In 2016, we supported four writers to undertake our writing residency program, with support from the ACT Government through a 2016 artsACT Project Funding grant.

Our participating writers were:

Sharona Lin

Sharona Lin is a recent graduate and recent Canberra convert. She is the founder and editor-in-chief of Pop Culture-y (popculture-y.com), has written for The Age, Tone Deaf and The Music, and has written several award-winning short stories. In the coming years, she hopes to publish her first novel.

Gemma Killen

Gemma Killen is a PhD Candidate in Gender Studies at the Australian National University. Her current work focuses on the ways in which queer women’s identities become embodied and are made meaningful in online spaces. In 2015, Gemma moved to Canberra from Adelaide where she wrote for the Adelaide University magazine OnDit. She was also published in Wet Ink, an Australian magazine for emergent creative writing. As a writer, Gemma wants to produce gender-focused work that is accessible and creative.

Callie Doyle-Scott

Callie Doyle-Scott was born in Tasmania in 1990, but has since travelled around Australia: she currently resides in Canberra. A graduate of RMIT University’s Creative Writing program in 2013, she never quite lost the study bug: her speciality is culinary history, specifically that of Victorian England and Japan throughout the ages, though she loves to research old folktales in her spare time.
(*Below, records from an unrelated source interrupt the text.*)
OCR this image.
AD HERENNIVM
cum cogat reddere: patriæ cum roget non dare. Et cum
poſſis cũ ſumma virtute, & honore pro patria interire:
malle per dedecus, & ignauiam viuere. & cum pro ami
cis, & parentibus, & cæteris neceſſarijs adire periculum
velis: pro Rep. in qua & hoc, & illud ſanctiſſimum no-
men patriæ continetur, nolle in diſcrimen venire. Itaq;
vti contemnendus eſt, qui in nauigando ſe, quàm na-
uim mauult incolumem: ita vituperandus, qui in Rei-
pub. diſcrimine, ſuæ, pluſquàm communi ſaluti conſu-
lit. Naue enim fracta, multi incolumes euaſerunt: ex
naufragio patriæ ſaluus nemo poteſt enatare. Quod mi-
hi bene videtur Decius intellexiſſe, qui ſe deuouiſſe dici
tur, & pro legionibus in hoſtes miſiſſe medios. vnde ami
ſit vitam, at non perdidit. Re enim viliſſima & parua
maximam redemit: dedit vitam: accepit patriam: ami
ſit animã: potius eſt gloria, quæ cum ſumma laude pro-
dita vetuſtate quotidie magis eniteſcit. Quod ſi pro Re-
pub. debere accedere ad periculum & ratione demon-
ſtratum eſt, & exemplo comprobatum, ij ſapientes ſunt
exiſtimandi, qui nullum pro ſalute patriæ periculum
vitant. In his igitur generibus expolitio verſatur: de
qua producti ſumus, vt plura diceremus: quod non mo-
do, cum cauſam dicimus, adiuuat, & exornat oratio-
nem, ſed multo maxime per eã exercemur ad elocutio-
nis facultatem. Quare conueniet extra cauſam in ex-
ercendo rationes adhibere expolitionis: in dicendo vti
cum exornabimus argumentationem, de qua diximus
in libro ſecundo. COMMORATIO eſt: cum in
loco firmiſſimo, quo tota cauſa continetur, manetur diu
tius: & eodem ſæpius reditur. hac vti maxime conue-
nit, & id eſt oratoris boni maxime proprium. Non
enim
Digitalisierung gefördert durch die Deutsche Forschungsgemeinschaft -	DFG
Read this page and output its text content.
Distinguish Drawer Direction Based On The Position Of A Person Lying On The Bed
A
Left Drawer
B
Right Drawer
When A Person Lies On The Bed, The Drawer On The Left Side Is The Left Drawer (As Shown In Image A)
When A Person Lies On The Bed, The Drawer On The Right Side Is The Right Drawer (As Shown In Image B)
Callie started writing stories when she was ten (her first being about a cave that could turn people into animals,) and was first published in Dickson College’s CLIO History Journal with two articles on Renaissance heroines Caterina Sforza and Lucrezia Borgia. While studying, she went on to found and edit Verity La’s Out of Limbo project (an online archive devoted to the coming-out stories of Gay, Lesbian, Bisexual, Trans and Intersex individuals,) and participate in Bryce Courtney’s final writing masterclass in 2012. Since then, she has written articles for the Verity La and Writer’s Bloc webjournals, and hopes to establish a wider portfolio over the coming months. She is currently working to finish the draft of her first novel, a gastronomic fantasy entitled Soup for the Moon, in the hopes of approaching a publisher by the end of the year.

Julia Faragher

Julia Faragher is a current university student with a passion for writing across all mediums, from novels and short stories to films, plays and poetry. Her adventure with writing began in November 2011, when she competed in National Novel Writing Month for the first time. Three years later, she had written three novels of more than 50,000 words each and fallen in love with writing. Since then, she has also had success writing in other areas, such as co-writing a play that won her high school competition and placing in the top 4 of last year’s ANU Interhall Poetry Slam. She also has a love for film, and served as the director, producer and writer for Dear Jasmine, winner of ‘Best Student Film’ at the Lights! Canberra! Action! Film Festival 2015. Other festival credits include Tropfest Jr, the All-American High School Film Festival and the Screen It Festival. She currently studies English, Gender Studies and Law at ANU and runs her own short film company, Skybound Productions.

This program has been supported by the ACT Government.